When stagflation comes, both of these operations become a dead end: raising interest rates to suppress inflation, the economy will collapse directly for you to see; Interest rate cuts save the economy, and prices skyrocket directly.
The metaphor in the picture is too accurate: it's like a person who has a high fever and feels cold all over, covering themselves with a blanket for fear of burning their brain, and using an ice pack to cool down and make their whole body tremble, pure and pure in a dilemma.
This is not the first time it has happened, the most classic being the 1970s American oil crisis. OPEC imposed a direct embargo, causing oil prices to skyrocket and leading to a direct increase in production costs for companies, resulting in price hikes; High oil prices have squeezed out the money in the pockets of ordinary people, causing consumption to shrink directly. Factories have no orders and can only lay off employees.
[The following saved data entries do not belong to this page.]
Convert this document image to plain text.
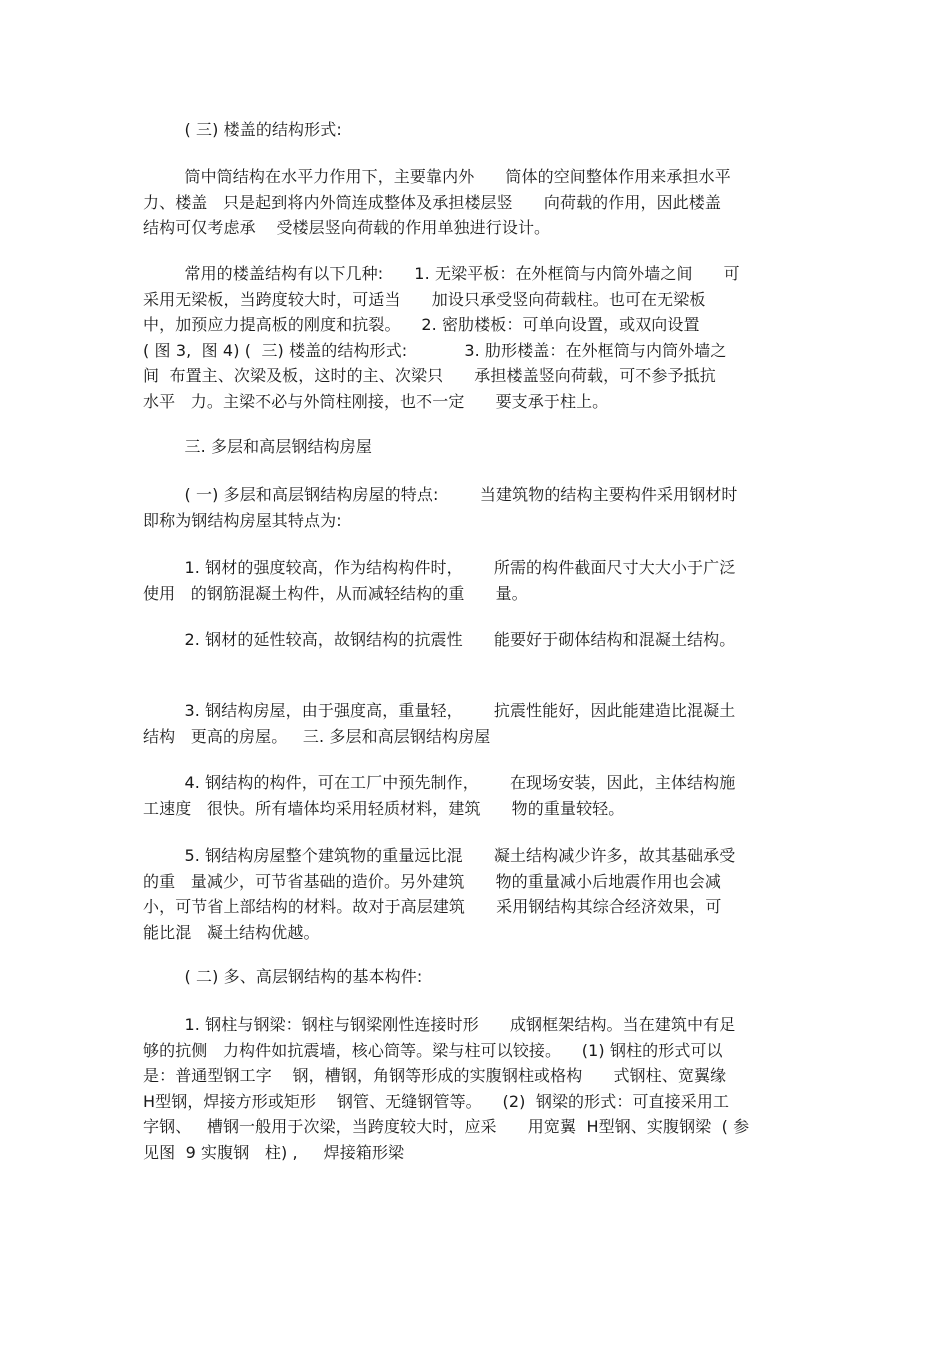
( 三) 楼盖的结构形式:
筒中筒结构在水平力作用下，主要靠内外      筒体的空间整体作用来承担水平
力、楼盖   只是起到将内外筒连成整体及承担楼层竖      向荷载的作用，因此楼盖
结构可仅考虑承    受楼层竖向荷载的作用单独进行设计。
常用的楼盖结构有以下几种:      1. 无梁平板：在外框筒与内筒外墙之间      可
采用无梁板，当跨度较大时，可适当      加设只承受竖向荷载柱。也可在无梁板
中，加预应力提高板的刚度和抗裂。    2. 密肋楼板：可单向设置，或双向设置
( 图 3,  图 4) (  三) 楼盖的结构形式:           3. 肋形楼盖：在外框筒与内筒外墙之
间  布置主、次梁及板，这时的主、次梁只      承担楼盖竖向荷载，可不参予抵抗
水平   力。主梁不必与外筒柱刚接，也不一定      要支承于柱上。
三. 多层和高层钢结构房屋
( 一) 多层和高层钢结构房屋的特点:        当建筑物的结构主要构件采用钢材时
即称为钢结构房屋其特点为:
1. 钢材的强度较高，作为结构构件时，      所需的构件截面尺寸大大小于广泛
使用   的钢筋混凝土构件，从而减轻结构的重      量。
2. 钢材的延性较高，故钢结构的抗震性      能要好于砌体结构和混凝土结构。
3. 钢结构房屋，由于强度高，重量轻，      抗震性能好，因此能建造比混凝土
结构   更高的房屋。   三. 多层和高层钢结构房屋
4. 钢结构的构件，可在工厂中预先制作，      在现场安装，因此，主体结构施
工速度   很快。所有墙体均采用轻质材料，建筑      物的重量较轻。
5. 钢结构房屋整个建筑物的重量远比混      凝土结构减少许多，故其基础承受
的重   量减少，可节省基础的造价。另外建筑      物的重量减小后地震作用也会减
小，可节省上部结构的材料。故对于高层建筑      采用钢结构其综合经济效果，可
能比混   凝土结构优越。
( 二) 多、高层钢结构的基本构件:
1. 钢柱与钢梁：钢柱与钢梁刚性连接时形      成钢框架结构。当在建筑中有足
够的抗侧   力构件如抗震墙，核心筒等。梁与柱可以铰接。    (1) 钢柱的形式可以
是：普通型钢工字    钢，槽钢，角钢等形成的实腹钢柱或格构      式钢柱、宽翼缘
H型钢，焊接方形或矩形    钢管、无缝钢管等。    (2)  钢梁的形式：可直接采用工
字钢、   槽钢一般用于次梁，当跨度较大时，应采      用宽翼  H型钢、实腹钢梁  ( 参
见图  9 实腹钢   柱) ,     焊接箱形梁
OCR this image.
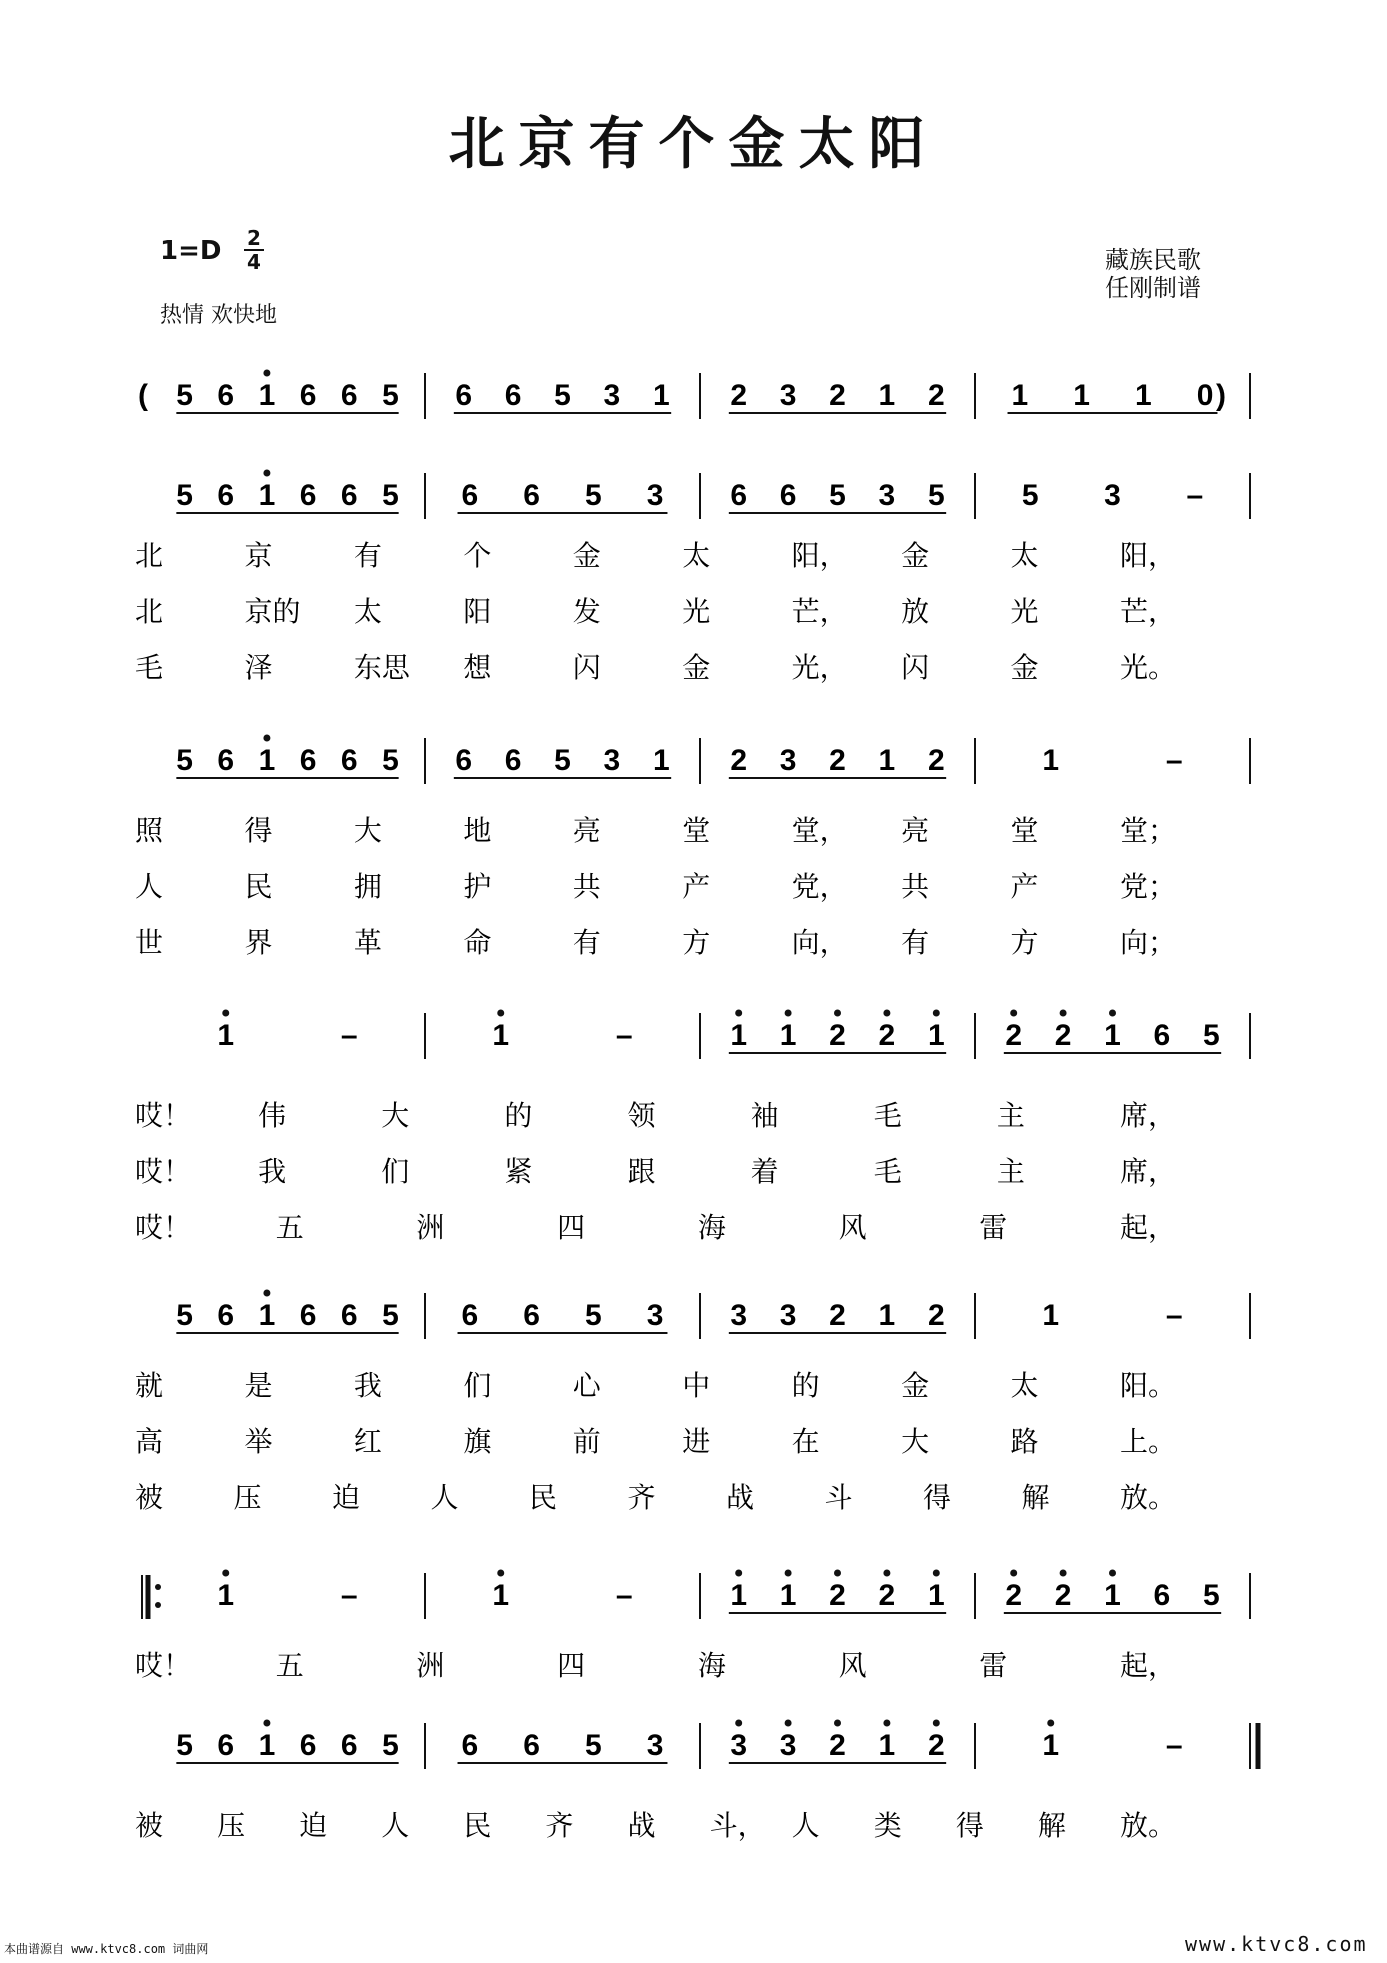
北京有个金太阳
1=D 2
4
热情 欢快地
藏族民歌
任刚制谱
( 5 6 1 6 6 5 6 6 5 3 1 2 3 2 1 2 1 1 1 0 )
5 6 1 6 6 5 6 6 5 3 6 6 5 3 5	5 3 –
北	京	有	个	金	太	阳， 金	太	阳，
北	京的 太	阳	发	光	芒， 放	光	芒，
毛	泽	东思 想	闪	金	光， 闪	金	光。
5 6 1 6 6 5 6 6 5 3 1 2 3 2 1 2	1	–
照	得	大	地	亮	堂	堂， 亮	堂	堂；
人	民	拥	护	共	产	党， 共	产	党；
世	界	革	命	有	方	向， 有	方	向；
1	–	1	–	1 1 2 2 1 2 2 1 6 5
哎！ 伟	大	的	领	袖	毛	主	席，
哎！ 我	们	紧	跟	着	毛	主	席，
哎！	五	洲	四	海	风	雷	起，
5 6 1 6 6 5 6 6 5 3 3 3 2 1 2	1	–
就	是	我	们	心	中	的	金	太	阳。
高	举	红	旗	前	进	在	大	路	上。
被	压	迫	人	民	齐	战	斗	得	解	放。
1	–	1	–	1 1 2 2 1 2 2 1 6 5
哎！	五	洲	四	海	风	雷	起，
5 6 1 6 6 5 6 6 5 3 3 3 2 1 2	1	–
被 压 迫 人 民 齐 战 斗， 人 类 得 解 放。
本曲谱源自 www.ktvc8.com 词曲网	www.ktvc8.com
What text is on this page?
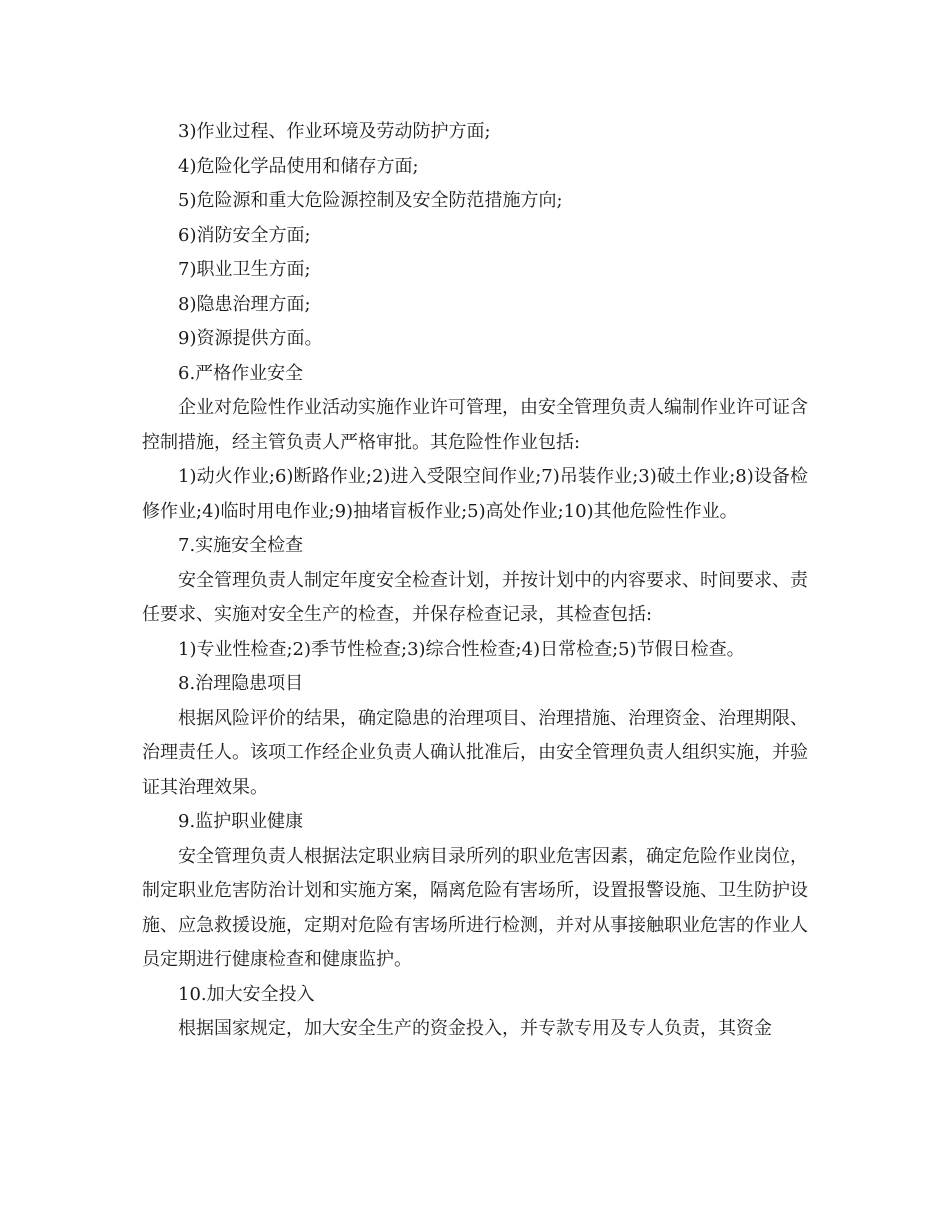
3)作业过程、作业环境及劳动防护方面;

4)危险化学品使用和储存方面;

5)危险源和重大危险源控制及安全防范措施方向;

6)消防安全方面;

7)职业卫生方面;

8)隐患治理方面;

9)资源提供方面。

6.严格作业安全

企业对危险性作业活动实施作业许可管理，由安全管理负责人编制作业许可证含控制措施，经主管负责人严格审批。其危险性作业包括:

1)动火作业;6)断路作业;2)进入受限空间作业;7)吊装作业;3)破土作业;8)设备检修作业;4)临时用电作业;9)抽堵盲板作业;5)高处作业;10)其他危险性作业。

7.实施安全检查

安全管理负责人制定年度安全检查计划，并按计划中的内容要求、时间要求、责任要求、实施对安全生产的检查，并保存检查记录，其检查包括:

1)专业性检查;2)季节性检查;3)综合性检查;4)日常检查;5)节假日检查。

8.治理隐患项目

根据风险评价的结果，确定隐患的治理项目、治理措施、治理资金、治理期限、治理责任人。该项工作经企业负责人确认批准后，由安全管理负责人组织实施，并验证其治理效果。

9.监护职业健康

安全管理负责人根据法定职业病目录所列的职业危害因素，确定危险作业岗位，制定职业危害防治计划和实施方案，隔离危险有害场所，设置报警设施、卫生防护设施、应急救援设施，定期对危险有害场所进行检测，并对从事接触职业危害的作业人员定期进行健康检查和健康监护。

10.加大安全投入

根据国家规定，加大安全生产的资金投入，并专款专用及专人负责，其资金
The unemployment rate has skyrocketed, and people have no money to consume. Prices are still rising, directly locking in a vicious cycle. The United States has been tormented by this wave of stagflation for a whole decade.
Why is the whole internet now shouting about the risk of stagflation in the United States?
You can understand by looking at the recent data: the impact of global energy price increases has come again, the US PPI has risen beyond expectations, and the momentum of rising inflation cannot be suppressed; On the other hand, the economic growth in the United States has already been weak, the labor market has also softened, and the pressure on business operations is increasing. With the rise of oil prices, the purchasing power of ordinary people has been cut, and consumption has become even cooler.
Previously, the market was betting on when the Federal Reserve would cut interest rates, but now it has turned its back and started trading on stagflation risks. The expectation of interest rate cuts has been pushed from March to June this year without any certainty, and the style of the capital market has undergone a sharp turn.
Finally, a word of truth to all brothers: during the stagflation cycle, the most important thing is to avoid blindly chasing hot topics and speculating. Assets that can withstand the cycle, have stable cash flow, and have real pricing power are the true safe havens.